Siecią handlową, która oferuje jeszcze darmowe ładowanie podczas zakupów jest Lidl, który jak zapewnia, dąży do tego, aby do 2025 r. wszystkie sklepy były wyposażone w ładowarki. Jednak już nie za darmo.
Według jednej z popularniejszych map stacji ładowania elektryków (plugshare.com) już wkrótce stacje ładowania powinny działać przy Lidlu w Lwówku Śląskim i Lidlu w Gryfowie Śląskim. Będzie tam można podczas robienia zakupów naładować samochód elektryczny.
czytaj: Szybka stacja ładowania samochodów elektrycznych w Gryfowie Śląskim
W ślad za Lidlem podąża Biedronka, która również rozwija elektromobilność. Pierwsze stacji już działają w kilku miastach Polski. Jak podaje biuro prasowe sieci wśród tych pierwszych lokalizacji w naszym regionie jest sklep przy ulicy Esperantystów 1 w Lubaniu. To jednak dopiero początek.
„Plany na najbliższe miesiące są ambitne: do końca roku ładowarki pojawią się w 600 lokalizacjach przy sklepach sieci, z czego 214 już funkcjonuje, a 56 czeka na finalizację formalności. Powerdot, odpowiedzialny za instalację i obsługę tych urządzeń, współpracuje m.in. z Urzędem Dozoru Technicznego, aby zapewnić ich pełną funkcjonalność. Dzięki tej współpracy infrastruktura szybkiego ładowania w Polsce, o mocach przekraczających 100 kW, ulegnie potrojeniu.” – wskazuje „Biedronka”.

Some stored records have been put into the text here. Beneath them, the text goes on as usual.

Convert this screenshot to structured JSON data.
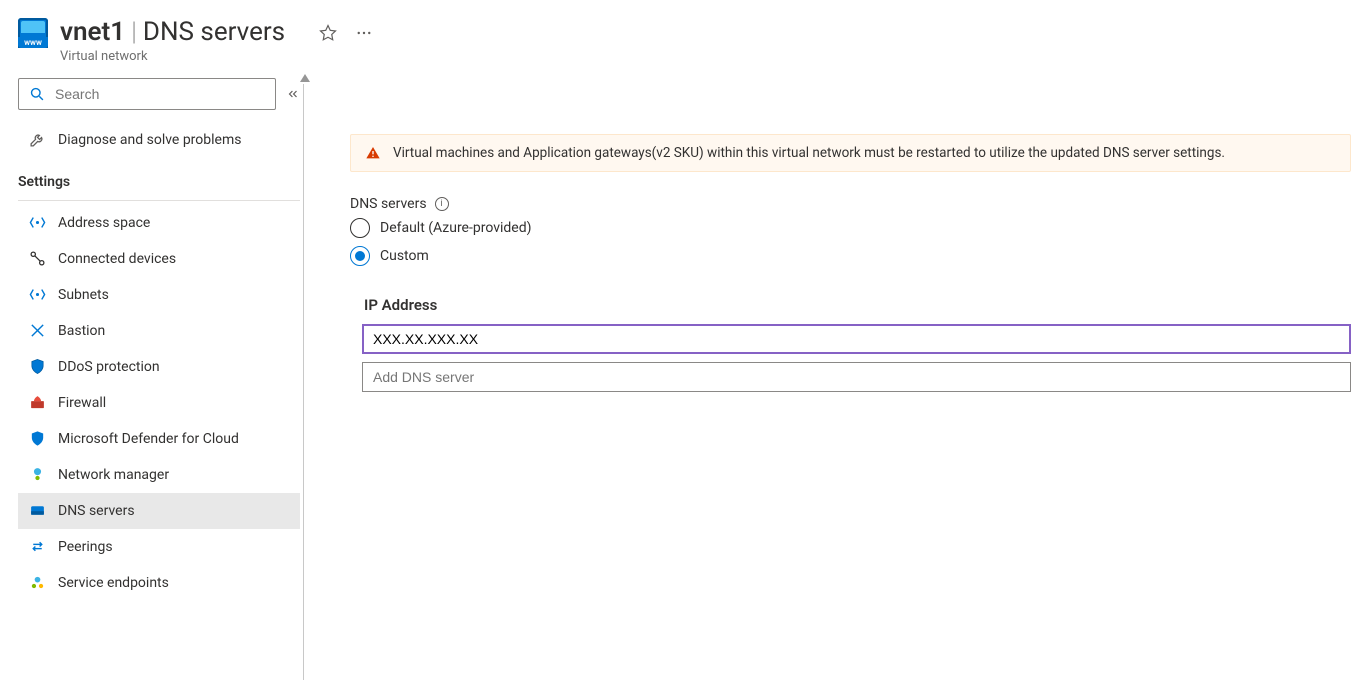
{
  "header": {
    "resource_name": "vnet1",
    "page_title": "DNS servers",
    "resource_type": "Virtual network"
  },
  "sidebar": {
    "search_placeholder": "Search",
    "top_item": {
      "label": "Diagnose and solve problems"
    },
    "section_label": "Settings",
    "items": [
      {
        "label": "Address space",
        "selected": false
      },
      {
        "label": "Connected devices",
        "selected": false
      },
      {
        "label": "Subnets",
        "selected": false
      },
      {
        "label": "Bastion",
        "selected": false
      },
      {
        "label": "DDoS protection",
        "selected": false
      },
      {
        "label": "Firewall",
        "selected": false
      },
      {
        "label": "Microsoft Defender for Cloud",
        "selected": false
      },
      {
        "label": "Network manager",
        "selected": false
      },
      {
        "label": "DNS servers",
        "selected": true
      },
      {
        "label": "Peerings",
        "selected": false
      },
      {
        "label": "Service endpoints",
        "selected": false
      }
    ]
  },
  "main": {
    "banner_text": "Virtual machines and Application gateways(v2 SKU) within this virtual network must be restarted to utilize the updated DNS server settings.",
    "form_label": "DNS servers",
    "radios": {
      "default_label": "Default (Azure-provided)",
      "custom_label": "Custom",
      "selected": "custom"
    },
    "ip_section_header": "IP Address",
    "ip_value": "XXX.XX.XXX.XX",
    "add_placeholder": "Add DNS server"
  }
}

Każda stacja ładowania przy Biedronce ma oferować moc 120 kW, co pozwala na szybkie naładowanie baterii o pojemności 50 kWh w zaledwie 20-30 minut – idealnie na czas trwania typowych zakupów. Po takim ładowaniu możesz przejechać około 200 km, co znacząco zwiększa zasięg twojego elektrycznego pojazdu. Stacje ładowania są wyposażone w trzy rodzaje złączy: CCS, ChaDemo oraz Type 2, co umożliwia ładowanie szerokiej gamy pojazdów elektrycznych i hybryd plug-in.
Pierwsza stacja ładowania pojazdów elektrycznych już stanęła przy sklepie sieci Biedronka w Lwówku Śląskim przy ulicy Oświęcimskiej. Wprawdzie jeszcze nie działa, ale urządzenie przykuwa spojrzenia kierowców.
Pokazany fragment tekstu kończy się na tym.